Der BIBB-Vorschlag (vgl. Abbildung 2) geht deshalb einen entscheidenden Schritt weiter. Es geht nicht mehr nur um die Aufstockung des dualen Systems bzw. der gesamten Ausbildung um eine Fortbildungsstufe mit dualen bzw. pluralen Weiterbildungsmöglichkeiten und entsprechenden Abschlüssen, sondern es geht vielmehr um eine strukturelle Reform, die darüber hinaus im Rahmen der Weiterbildung auch die Studienstufe mit

[Seite der Druckausgabe: 56]

dem (Fach-)Hochschulabschluß in das „gleichwertige und eigenständige" Berufsbildungssystem einbezieht.

Kern der Reformperspektive ist, daß es für den einzelnen die Möglichkeit gibt, nach dem traditionellen dualen System der Ausbildung die Weiterbildung ebenfalls dual bzw. im periodischen Wechsel von Arbeiten und Lernen bis zum (Fach-)Hochschulabschluß zu betreiben, mit einer Zwischenstufe auf dem Niveau des Meisters oder des Fachwirts. Angesichts der zahlreichen Schwierigkeiten, die traditionellen Hochschulwege für die beruflich Qualifizierten zu öffnen, erscheint es erfolgversprechender und konsequenter, das klassische System der dualen Berufsbildung bis in den tertiären Bereich hinein weiterzuentwickeln. Im Idealfall entstehen dadurch für den einzelnen zahlreiche Optionen im Hinblick auf den Erwerb von Qualifikationen mit Zertifikaten und/oder die Verfolgung betrieblicher Karrieren (Aufstieg, Umstieg, diagonale Karrierewege). Dabei ist zu berücksichtigen, daß sich das Lernen auf die gesamte aktive Erwerbs- und Arbeitsbiographie erstreckt.

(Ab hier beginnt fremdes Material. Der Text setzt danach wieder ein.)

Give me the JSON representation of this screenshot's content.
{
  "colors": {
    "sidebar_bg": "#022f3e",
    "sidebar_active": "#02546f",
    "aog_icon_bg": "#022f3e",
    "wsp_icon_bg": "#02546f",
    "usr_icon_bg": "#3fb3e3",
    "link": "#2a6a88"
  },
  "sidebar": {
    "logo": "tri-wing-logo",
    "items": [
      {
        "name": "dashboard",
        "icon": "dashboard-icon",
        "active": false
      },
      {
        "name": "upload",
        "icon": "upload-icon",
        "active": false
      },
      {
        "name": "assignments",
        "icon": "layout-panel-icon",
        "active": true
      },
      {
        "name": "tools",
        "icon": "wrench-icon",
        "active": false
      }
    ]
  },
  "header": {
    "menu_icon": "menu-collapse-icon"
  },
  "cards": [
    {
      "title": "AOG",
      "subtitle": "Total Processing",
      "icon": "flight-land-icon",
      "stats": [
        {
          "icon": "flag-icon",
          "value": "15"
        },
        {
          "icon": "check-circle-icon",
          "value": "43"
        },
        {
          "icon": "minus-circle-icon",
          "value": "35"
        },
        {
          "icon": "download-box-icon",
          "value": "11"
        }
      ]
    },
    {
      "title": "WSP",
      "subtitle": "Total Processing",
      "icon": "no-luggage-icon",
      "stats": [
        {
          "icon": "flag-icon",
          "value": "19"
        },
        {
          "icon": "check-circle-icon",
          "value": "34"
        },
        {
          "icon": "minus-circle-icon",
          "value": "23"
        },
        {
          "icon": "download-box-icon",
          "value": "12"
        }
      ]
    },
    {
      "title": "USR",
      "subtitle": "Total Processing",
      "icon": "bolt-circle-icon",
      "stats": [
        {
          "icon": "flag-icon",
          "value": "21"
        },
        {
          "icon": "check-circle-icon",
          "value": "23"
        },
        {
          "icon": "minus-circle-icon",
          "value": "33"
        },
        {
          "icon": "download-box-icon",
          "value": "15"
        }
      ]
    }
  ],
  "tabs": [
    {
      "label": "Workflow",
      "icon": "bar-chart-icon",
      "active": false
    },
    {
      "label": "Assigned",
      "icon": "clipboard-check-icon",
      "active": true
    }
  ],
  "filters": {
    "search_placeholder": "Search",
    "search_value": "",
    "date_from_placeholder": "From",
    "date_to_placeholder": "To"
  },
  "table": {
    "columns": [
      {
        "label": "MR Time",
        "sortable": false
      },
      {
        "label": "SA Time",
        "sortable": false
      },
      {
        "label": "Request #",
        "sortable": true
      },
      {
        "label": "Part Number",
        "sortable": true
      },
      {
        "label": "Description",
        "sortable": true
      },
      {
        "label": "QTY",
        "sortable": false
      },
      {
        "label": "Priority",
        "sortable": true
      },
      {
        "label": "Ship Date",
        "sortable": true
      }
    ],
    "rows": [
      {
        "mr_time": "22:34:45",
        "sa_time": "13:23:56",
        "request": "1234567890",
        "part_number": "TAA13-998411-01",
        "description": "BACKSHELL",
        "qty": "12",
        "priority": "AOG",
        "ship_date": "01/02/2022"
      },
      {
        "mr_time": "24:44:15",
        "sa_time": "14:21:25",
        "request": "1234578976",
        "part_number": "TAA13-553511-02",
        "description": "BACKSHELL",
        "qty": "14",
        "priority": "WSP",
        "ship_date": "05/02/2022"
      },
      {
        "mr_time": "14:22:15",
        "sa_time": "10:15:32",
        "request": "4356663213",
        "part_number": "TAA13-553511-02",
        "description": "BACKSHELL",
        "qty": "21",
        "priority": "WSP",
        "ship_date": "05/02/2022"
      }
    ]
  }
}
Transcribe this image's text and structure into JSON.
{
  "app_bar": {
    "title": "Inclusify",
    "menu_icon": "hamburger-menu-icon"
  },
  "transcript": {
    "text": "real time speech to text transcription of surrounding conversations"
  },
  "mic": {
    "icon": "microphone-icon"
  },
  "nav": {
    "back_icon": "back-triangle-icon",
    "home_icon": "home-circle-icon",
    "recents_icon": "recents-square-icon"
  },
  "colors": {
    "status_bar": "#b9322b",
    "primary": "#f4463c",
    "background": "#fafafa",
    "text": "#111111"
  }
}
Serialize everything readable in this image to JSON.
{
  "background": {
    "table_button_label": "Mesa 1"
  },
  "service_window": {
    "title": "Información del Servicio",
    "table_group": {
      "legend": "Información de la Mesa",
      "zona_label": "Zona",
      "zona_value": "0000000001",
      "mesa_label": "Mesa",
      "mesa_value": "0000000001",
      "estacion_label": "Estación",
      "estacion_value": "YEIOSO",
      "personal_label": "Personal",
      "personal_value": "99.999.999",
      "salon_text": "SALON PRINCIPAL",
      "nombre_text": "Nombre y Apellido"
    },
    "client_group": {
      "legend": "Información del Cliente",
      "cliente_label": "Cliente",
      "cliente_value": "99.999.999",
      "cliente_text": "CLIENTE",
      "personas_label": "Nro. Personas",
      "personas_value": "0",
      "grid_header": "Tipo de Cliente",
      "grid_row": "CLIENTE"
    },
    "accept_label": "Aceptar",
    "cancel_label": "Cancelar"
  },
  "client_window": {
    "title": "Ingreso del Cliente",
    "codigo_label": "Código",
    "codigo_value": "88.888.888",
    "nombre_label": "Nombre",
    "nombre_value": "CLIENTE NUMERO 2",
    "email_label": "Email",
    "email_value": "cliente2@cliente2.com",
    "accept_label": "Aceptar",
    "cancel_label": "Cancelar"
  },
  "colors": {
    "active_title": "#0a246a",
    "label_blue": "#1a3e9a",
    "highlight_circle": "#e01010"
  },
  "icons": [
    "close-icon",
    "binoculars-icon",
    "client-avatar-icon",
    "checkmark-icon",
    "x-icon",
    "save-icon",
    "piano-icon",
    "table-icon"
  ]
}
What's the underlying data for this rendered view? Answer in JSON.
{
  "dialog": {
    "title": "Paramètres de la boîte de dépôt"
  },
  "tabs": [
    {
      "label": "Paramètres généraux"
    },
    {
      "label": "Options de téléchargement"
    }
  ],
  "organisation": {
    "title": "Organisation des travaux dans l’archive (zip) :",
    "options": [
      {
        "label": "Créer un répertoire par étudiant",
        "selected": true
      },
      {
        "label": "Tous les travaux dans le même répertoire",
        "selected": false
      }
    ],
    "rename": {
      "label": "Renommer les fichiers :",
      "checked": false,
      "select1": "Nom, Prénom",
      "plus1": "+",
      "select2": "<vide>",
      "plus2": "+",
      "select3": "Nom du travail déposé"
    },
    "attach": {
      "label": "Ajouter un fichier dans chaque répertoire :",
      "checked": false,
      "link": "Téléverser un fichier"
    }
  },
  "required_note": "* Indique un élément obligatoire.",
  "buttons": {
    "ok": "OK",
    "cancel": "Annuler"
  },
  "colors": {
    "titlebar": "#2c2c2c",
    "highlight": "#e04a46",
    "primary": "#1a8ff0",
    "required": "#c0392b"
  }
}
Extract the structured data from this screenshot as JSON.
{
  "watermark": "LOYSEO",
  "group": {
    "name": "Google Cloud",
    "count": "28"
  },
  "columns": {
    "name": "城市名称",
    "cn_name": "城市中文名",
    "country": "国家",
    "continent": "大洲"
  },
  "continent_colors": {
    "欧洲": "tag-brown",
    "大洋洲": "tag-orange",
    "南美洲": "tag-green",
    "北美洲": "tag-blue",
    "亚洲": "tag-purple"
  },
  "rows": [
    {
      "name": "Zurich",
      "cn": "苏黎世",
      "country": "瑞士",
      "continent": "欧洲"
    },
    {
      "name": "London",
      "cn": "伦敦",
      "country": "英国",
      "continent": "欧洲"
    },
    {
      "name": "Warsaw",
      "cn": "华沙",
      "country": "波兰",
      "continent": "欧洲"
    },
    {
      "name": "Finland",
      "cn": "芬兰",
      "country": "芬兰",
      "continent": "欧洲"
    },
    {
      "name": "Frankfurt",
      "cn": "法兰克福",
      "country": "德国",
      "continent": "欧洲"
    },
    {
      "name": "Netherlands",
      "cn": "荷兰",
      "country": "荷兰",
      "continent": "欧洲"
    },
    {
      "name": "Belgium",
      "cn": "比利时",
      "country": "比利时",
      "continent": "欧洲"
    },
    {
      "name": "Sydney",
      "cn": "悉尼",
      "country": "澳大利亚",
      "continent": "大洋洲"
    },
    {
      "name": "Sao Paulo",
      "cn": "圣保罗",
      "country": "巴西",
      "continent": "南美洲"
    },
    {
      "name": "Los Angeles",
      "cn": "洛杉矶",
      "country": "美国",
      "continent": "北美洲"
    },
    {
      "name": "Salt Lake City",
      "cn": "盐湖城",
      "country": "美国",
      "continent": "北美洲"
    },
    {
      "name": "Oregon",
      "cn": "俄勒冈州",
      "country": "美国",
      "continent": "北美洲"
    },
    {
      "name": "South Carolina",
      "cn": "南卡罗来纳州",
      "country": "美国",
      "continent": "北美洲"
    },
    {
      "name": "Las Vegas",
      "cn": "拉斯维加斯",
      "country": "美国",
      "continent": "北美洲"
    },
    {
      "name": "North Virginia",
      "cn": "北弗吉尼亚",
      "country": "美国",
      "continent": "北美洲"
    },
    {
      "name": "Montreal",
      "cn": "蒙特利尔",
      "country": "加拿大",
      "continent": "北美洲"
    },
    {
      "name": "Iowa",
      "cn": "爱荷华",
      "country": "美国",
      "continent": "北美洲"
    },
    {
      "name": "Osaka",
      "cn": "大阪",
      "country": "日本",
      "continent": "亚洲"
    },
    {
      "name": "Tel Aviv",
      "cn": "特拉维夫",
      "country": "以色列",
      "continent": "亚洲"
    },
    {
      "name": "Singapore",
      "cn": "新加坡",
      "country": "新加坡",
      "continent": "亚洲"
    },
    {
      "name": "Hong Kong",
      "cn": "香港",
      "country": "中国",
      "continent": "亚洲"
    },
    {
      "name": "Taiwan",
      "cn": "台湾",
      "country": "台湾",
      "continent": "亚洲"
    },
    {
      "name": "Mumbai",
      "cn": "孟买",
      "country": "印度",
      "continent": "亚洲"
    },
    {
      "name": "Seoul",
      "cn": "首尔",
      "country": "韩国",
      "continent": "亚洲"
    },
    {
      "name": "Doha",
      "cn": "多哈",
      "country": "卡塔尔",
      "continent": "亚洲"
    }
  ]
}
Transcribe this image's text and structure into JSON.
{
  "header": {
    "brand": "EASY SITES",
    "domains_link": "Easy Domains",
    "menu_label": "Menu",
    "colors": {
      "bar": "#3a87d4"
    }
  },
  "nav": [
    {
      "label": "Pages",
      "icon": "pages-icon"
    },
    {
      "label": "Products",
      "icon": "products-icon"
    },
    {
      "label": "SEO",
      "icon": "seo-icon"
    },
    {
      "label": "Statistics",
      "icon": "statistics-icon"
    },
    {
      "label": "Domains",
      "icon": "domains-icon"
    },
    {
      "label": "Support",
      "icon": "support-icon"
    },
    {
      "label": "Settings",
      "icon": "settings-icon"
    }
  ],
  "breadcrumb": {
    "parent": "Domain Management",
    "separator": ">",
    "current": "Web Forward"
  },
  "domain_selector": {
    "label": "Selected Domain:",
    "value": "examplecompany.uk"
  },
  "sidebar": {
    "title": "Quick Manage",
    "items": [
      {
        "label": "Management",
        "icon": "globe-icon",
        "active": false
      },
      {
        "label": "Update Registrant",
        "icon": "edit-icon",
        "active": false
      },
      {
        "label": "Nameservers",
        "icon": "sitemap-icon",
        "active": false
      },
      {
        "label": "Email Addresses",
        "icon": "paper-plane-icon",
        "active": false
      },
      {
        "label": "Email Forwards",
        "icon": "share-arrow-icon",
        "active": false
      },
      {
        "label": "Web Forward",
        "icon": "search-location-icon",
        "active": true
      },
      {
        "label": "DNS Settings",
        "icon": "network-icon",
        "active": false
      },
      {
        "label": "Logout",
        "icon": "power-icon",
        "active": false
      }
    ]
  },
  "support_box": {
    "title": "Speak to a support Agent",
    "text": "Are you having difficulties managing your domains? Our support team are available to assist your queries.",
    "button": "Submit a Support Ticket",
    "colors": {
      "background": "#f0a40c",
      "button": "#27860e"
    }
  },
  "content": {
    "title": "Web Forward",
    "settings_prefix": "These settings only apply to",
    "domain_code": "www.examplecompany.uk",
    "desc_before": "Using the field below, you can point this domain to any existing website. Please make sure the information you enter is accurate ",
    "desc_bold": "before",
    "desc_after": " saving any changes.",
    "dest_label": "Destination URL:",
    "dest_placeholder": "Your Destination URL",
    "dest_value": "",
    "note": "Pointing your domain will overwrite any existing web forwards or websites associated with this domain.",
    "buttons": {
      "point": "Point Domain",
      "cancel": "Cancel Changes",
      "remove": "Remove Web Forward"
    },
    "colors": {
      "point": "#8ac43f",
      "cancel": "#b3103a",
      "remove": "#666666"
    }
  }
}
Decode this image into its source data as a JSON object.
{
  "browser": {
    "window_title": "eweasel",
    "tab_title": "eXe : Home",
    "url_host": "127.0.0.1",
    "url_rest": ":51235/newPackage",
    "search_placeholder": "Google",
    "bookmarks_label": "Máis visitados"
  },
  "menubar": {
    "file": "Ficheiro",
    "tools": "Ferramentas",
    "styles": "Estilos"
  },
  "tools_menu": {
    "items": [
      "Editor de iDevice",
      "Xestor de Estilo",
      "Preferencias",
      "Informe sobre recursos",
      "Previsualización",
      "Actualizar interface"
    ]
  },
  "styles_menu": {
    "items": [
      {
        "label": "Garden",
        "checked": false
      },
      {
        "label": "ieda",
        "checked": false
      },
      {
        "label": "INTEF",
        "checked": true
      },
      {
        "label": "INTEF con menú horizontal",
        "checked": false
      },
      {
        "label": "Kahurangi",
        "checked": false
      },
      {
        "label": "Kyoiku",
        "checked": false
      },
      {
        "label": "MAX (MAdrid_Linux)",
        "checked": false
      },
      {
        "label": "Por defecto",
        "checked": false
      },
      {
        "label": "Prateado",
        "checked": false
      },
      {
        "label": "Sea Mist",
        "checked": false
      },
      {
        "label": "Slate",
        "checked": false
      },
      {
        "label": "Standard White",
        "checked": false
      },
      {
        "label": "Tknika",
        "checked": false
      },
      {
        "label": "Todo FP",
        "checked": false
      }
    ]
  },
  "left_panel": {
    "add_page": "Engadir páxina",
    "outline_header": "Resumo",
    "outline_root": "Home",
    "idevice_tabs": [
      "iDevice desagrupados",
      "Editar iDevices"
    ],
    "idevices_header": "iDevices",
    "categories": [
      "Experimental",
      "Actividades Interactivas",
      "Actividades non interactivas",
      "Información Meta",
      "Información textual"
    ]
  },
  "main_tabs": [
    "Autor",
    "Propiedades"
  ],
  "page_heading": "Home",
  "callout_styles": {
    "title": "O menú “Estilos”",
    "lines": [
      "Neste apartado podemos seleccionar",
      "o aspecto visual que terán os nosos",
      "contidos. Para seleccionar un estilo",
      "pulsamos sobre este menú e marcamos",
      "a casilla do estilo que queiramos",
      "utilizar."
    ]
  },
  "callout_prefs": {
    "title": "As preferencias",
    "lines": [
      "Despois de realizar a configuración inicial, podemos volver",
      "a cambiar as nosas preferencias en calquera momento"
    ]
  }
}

Merkmale des BIBB-Vorschlages

Der Vorschlag für ein eigenständiges und gleichwertiges Berufsbildungssystem (Abbildung 2) weist im einzelnen folgende Merkmale auf:

Berufsbildungssystem

Das Berufsbildungssystem umfaßt die Teilbereiche Ausbildung, Weiterbildung und den tertiären Bereich mit der (Fach-)Hochschule. Die berufliche Weiterbildung ist integraler, konstitutiver Bestandteil des Berufsbildungssystems; in ihrer Aufstiegsfunktion eröffnet sie betriebliche Karrieren und ermöglicht den direkten (Fach-)Hochschulzugang. In ihrer Anpassungsfunktion umfaßt Weiterbildung zugleich lebenslanges Lernen (zum Beispiel berufsbegleitend, Lernen in der Arbeit). Die (Fach-)Hochschule übernimmt in diesem Modell Funktionen einer umfassenden Weiterbildung.

[Seite der Druckausgabe: 57]

Abbildung 2: Berufsbildungssystem im dualen Verbund mit betrieblich-beruflichen Optionen und Hochschulzugang (ohne Fachschule)

[Seite der Druckausgabe: 58]

Eintrittsvoraussetzungen

Das duale System kennt keine verbindliche Eingangsvoraussetzung. Voraussetzung für den Eintritt in das Berufsbildungssystem ist jedoch in der Regel der Hauptschul- oder Realschulabschluß. Daneben gewinnt die (Fach-) Hochschulreife an Bedeutung; rund 15% derjenigen, die eine berufliche Ausbildung aufnehmen, besitzen die (Fach-)Hochschulreife. Hauptzielgruppe des Modells sind jedoch die Absolventen der Haupt- oder Realschule, da ihnen der Aufstieg über das berufliche Bildungssystem erschlossen werden soll.

Lernorganisation

Hauptmerkmal der Lernorganisation im Berufsbildungssystem (ohne Fachschule) ist die Dualität. Sie sollte nicht nur Kennzeichen der Ausbildung sein, sondern auch der beruflichen Weiterbildung (Betrieb/Bildungsträger) und der Studiengänge. Darüber hinaus sind berufsbegleitende Formen der Weiterbildung und der Fachhochschule zu berücksichtigen (z.B. Fernunterricht/Fernstudium). Dualisierung der Berufsbildung ist die Grundlage für die Verbindung der Optionen betriebliche Karrieren/Hochschulzugang.

Integrative Lösungen

Der Vorschlag umfaßt in zwei Dimensionen integrative Lösungen:

Zum einen geht es in vertikaler Dimension um eine stärkere Verzahnung von Aus- und Weiterbildung, die nach und nach als Gesamtheit anzusehen und entsprechend zu behandeln sind.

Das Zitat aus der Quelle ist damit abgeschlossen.